Friday, February 9, 2024

Re: Is moving away from RPC a good idea?

Point 1 is a potentially a serious concern for basically any tooling that decouples through interprocess communication, including grpc+protobuf (with ostensibly "perfect backwards/forwards compatibility") - in tooling that doesn't explicitly force compatibility as GWT-RPC does, you have to implicitly handle the edge cases, like versioning each method/type in some way, or established rules like "reject messages that have new fields or old fields" (which includes never fully deleting fields), and never change the meaning of fields "oh, as of 3.1.2 we trim whitespace, sorry that was significant for you"). GWT-RPC is a lot grumpier about it - change fields of any one type used by any one method in your service, and the entire service is invalid. Poof, you know instantly that something is invalid, and should update to continue.

A disciplined approach like what gRPC forces, where fields added must always be safe to skip and fields removed must never change the meaning of the message ends up requiring design-time work to enforce, and those notions can apply to other tools as well. Only add service calls, version the service when any DTO/message type changes, and keep backwards compatiblity for old versions for a release or two.

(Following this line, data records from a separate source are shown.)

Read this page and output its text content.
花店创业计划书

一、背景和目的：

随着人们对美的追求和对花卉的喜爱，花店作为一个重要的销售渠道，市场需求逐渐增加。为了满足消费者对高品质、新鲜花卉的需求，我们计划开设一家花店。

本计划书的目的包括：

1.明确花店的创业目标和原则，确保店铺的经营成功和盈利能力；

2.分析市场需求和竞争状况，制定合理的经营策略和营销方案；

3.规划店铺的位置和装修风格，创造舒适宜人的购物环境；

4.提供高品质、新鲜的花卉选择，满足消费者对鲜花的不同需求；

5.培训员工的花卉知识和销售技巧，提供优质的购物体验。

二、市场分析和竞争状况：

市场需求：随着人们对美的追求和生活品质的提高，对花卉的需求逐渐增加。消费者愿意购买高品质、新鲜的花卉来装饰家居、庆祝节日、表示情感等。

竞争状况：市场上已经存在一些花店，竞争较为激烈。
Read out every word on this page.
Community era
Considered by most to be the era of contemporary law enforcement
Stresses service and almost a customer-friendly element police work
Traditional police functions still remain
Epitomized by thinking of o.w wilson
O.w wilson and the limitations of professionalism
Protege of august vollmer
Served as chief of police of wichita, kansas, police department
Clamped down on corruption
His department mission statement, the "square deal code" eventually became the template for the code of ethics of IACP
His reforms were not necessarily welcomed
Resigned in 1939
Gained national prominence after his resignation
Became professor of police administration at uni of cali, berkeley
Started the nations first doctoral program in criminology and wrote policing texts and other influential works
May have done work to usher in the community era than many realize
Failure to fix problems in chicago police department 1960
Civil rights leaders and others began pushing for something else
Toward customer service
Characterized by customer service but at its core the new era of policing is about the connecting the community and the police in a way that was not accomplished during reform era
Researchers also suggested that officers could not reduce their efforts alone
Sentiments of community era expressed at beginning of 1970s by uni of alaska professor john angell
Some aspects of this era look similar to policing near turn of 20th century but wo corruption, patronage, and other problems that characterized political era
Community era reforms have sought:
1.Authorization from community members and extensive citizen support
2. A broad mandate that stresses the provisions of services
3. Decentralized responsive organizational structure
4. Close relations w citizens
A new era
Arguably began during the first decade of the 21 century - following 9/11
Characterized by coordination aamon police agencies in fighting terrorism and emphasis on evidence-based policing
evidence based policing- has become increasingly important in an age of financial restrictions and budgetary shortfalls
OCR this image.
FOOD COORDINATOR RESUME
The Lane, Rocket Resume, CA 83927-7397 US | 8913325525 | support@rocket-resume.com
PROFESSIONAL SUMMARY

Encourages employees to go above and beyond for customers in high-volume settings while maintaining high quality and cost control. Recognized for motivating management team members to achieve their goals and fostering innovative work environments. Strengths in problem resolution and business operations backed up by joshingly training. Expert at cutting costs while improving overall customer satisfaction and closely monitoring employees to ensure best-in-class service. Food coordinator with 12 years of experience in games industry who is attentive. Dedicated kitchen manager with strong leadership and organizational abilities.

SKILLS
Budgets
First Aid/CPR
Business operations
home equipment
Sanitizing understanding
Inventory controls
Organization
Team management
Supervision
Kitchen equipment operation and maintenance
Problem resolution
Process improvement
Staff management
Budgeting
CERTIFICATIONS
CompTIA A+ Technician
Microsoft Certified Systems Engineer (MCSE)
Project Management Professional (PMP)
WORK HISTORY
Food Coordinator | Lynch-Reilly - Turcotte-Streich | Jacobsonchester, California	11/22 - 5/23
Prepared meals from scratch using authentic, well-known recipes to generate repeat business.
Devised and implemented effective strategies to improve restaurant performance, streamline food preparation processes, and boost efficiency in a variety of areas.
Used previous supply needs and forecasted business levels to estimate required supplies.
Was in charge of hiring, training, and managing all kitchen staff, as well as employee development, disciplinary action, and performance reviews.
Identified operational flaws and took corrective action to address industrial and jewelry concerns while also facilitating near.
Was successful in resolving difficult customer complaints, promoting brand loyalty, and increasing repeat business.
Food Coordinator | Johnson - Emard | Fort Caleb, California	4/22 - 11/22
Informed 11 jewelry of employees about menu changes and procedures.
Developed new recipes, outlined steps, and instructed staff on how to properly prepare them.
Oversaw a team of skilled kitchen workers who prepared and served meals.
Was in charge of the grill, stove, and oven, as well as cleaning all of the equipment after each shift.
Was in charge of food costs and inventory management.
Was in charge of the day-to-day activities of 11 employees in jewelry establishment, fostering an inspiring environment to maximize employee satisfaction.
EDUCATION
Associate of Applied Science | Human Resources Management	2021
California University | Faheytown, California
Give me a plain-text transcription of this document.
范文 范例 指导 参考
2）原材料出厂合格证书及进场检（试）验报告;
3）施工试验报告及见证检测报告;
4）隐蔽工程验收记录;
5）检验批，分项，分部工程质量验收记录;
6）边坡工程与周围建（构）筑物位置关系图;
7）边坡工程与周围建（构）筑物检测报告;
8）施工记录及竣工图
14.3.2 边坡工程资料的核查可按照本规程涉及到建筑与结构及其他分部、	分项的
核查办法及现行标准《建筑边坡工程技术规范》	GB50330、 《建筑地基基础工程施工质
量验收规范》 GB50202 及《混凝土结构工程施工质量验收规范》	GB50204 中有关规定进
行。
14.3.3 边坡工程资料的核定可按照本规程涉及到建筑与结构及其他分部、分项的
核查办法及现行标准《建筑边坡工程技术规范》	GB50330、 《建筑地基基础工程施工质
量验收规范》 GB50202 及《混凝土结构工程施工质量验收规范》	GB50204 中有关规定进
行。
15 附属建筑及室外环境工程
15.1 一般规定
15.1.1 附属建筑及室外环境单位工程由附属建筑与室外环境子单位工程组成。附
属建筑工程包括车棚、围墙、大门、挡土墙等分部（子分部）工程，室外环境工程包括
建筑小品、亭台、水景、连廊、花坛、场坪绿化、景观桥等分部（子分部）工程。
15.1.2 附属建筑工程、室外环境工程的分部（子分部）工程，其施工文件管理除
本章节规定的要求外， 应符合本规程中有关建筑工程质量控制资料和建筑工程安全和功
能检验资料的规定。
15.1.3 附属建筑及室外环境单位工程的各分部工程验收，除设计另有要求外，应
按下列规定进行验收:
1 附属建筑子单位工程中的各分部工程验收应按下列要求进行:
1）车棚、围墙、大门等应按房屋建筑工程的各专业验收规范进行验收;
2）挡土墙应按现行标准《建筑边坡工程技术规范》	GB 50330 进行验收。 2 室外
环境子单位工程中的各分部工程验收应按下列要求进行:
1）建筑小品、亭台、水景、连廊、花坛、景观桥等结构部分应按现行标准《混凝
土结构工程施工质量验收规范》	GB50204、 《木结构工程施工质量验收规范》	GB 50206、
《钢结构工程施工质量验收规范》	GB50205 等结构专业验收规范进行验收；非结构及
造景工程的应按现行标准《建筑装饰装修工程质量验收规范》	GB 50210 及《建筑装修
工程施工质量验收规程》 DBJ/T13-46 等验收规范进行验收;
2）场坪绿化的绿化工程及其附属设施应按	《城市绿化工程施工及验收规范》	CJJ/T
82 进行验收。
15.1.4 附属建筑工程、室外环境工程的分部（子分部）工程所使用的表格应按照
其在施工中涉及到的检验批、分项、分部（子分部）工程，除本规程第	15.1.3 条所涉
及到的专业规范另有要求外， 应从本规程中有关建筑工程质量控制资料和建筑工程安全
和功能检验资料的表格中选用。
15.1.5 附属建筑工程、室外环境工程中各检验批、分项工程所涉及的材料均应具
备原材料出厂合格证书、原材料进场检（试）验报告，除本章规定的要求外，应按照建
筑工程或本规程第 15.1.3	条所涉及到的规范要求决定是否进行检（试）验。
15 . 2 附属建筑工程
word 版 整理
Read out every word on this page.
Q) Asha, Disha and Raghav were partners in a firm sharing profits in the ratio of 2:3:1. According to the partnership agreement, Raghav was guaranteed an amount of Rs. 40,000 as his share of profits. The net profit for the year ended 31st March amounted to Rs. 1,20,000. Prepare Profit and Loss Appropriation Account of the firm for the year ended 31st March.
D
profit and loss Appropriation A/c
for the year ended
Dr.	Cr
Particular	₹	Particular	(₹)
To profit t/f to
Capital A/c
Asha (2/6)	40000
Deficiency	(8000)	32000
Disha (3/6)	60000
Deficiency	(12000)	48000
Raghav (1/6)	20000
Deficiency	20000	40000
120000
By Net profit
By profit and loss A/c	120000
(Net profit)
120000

As long as you upgrade your servers past these breaking points slightly less often than the intervals over which clients get updates, this can't go wrong (and applies cleanly for gwt-rpc as well). Among other projects, the envoy proxy's XDS service is very aggressive about this - it works, and ensures you can aggressively evolve the services, but it sure is a pain for XDS clients to keep up with.

 In the middle somewhere is to do what most teams do, and take a "eh, this probably isn't _that_ important to miss" approach, and a few calls/cases may fail from time to time.

Going back to envoy briefly, XDS makes it possible for the proxy to change endpoints it supports on the fly based on service calls to update the cluster configuration. For long-running streams it can make sense to simply say "Add new cluster member Y, and when you are done with all active connections to instance X, don't allow future connections to it". GWT-RPC isn't streaming out of the box (our GWT-RPC fork is, and is intended to be j2cl/jvm/android/etc compatible), so you need to introduce "sessions" somehow into the vocabulary, or add metadata to responses ("X-FooSoft-Version: 4" means if you speak version 3, time to upgrade, or "X-Deprecated: true" means you're out of date and should update soon, etc) that the client should always check, and assume that rotation can happen over some range of hours or days.

On Friday, February 9, 2024 at 9:36:37 AM UTC-6 alex...@gmail.com wrote:
Thanks for that answer Jens. Makes perfect sense.

Regarding point 1, I am thinking about a more seamless upgrade process that minimizes client interruption. Such that old clients can remain working on "old" server versions for a while, while new clients work on new servers in parallel, until all old clients are migrated in a controlled process. Once no old clients are connected any more, the old servers are shut down and the upgrade process is completed.

Is there any suggested standard approach (e.g. Load Balancer Setups, Client-Server Interface Versioning) to achieve this? Anyone doing this successfully?

Freundliche Grüsse,
Alexander Karg



On Mon, Jan 15, 2024 at 5:26 PM Jens <jens.ne...@gmail.com> wrote:

Some mention "some annoying downsides" or "is imperfect in a lot of ways" regarding gwt-rpc. What are does?

1. Client and server always need to be in sync because of serialization policy. So a user must reload the web app if you redeploy your application and have modified shared classes. 
2. If you want to use J2CL in the future you should not use it.
3. You can only use it with GWT clients unless you reimplement the wire format in other languages / applications. Only unofficial information about the wire format exists. 
4. No async servlet support
5. Command pattern doesn't work well with GWT-RPC because you cannot code split the client side serialization data. So your initial or leftover fragment contains everything that goes over the wire. Code splitting only works well if you have one GWT-RPC service per code split condition.